What can be said about the radius of convergence of the poower series $$\sum_0^{\infty} n!x^{n^2}$$
I know that $\limsup_{n\to\infty}(n!)^{\frac1{n}}\to\infty$. Is that of any use here? Should I use ratio test or root test? Any hints? Thanks beforehand.
On
The ratio test is the best! We have $$\lim_{n\to \infty} {a_{n+1}\over a_n}=\lim_{n\to \infty}{(n+1)!\over n!}{x^{(n+1)^2}\over x^{n^2}}=\lim_{n\to \infty}{(n+1)}{x^{2n+1}}$$which means that for $|x|<1$ the series converges and diverges elsewhere. Therefore the radius of convergence is 1.
On
For a power series $\sum_{n=0}^{\infty} a_nx^n$ radius of convergence is given by $\frac{1}{\rho}$ where $\rho=lim\ sup_{n\rightarrow \infty} |a_n|^{\frac{1}{n}}$. Here $a_n=k!$ if $n=k^2$ and $=0$ ,otherwise. Hence $\rho=lim_{n\rightarrow \infty} (n!)^{\frac{1}{n^2}}=1$. Hence radius of convergence is $1$.
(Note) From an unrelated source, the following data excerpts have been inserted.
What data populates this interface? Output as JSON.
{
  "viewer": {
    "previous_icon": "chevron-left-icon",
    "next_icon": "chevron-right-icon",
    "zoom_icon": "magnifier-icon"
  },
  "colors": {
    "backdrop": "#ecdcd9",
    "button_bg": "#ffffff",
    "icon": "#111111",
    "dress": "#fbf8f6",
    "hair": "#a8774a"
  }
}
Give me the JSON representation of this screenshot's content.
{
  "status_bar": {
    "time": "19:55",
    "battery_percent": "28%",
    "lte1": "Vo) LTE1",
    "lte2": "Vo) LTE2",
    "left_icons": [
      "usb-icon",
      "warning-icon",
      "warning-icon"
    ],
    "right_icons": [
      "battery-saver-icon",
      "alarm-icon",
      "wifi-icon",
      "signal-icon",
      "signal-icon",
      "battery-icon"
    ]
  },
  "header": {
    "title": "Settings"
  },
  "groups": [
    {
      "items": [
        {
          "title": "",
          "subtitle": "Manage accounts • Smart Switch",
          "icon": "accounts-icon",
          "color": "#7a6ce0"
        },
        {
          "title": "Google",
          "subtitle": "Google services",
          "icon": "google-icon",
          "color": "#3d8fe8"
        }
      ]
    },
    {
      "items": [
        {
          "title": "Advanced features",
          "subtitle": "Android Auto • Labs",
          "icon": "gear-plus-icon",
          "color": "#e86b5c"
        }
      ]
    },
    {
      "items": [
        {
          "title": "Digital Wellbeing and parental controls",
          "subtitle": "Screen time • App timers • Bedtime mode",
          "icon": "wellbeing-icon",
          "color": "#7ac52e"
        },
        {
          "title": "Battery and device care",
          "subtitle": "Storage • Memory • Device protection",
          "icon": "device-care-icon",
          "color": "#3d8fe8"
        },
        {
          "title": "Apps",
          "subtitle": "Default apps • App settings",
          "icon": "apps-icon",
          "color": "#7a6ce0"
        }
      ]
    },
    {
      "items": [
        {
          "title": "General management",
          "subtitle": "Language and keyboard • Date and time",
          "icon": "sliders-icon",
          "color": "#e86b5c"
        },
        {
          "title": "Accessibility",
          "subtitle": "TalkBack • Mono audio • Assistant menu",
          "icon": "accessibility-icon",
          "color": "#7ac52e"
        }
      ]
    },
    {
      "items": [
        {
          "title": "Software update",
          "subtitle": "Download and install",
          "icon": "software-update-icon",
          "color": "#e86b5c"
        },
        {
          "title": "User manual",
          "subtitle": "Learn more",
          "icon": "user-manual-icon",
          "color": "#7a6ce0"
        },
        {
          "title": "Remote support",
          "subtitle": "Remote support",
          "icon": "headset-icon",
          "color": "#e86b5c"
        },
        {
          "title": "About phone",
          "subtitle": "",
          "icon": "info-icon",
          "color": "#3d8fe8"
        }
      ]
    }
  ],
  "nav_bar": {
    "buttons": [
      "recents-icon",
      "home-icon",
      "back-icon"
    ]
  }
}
With the ratio test: let $a_n=n!x^{n^2}$. For $x \ne 0$ we have
$|\frac{a_{n+1}}{a_n}|= (n+1)|x|^{2n+1}$.
If $|x|<1$, then $|\frac{a_{n+1}}{a_n}| \to 0 <1$ and the series is convergent.
If $|x| \ge 1$, then $|\frac{a_{n+1}}{a_n}| \to \infty$ and the series is divergent.
Consequence: the radius of convergence $=1$.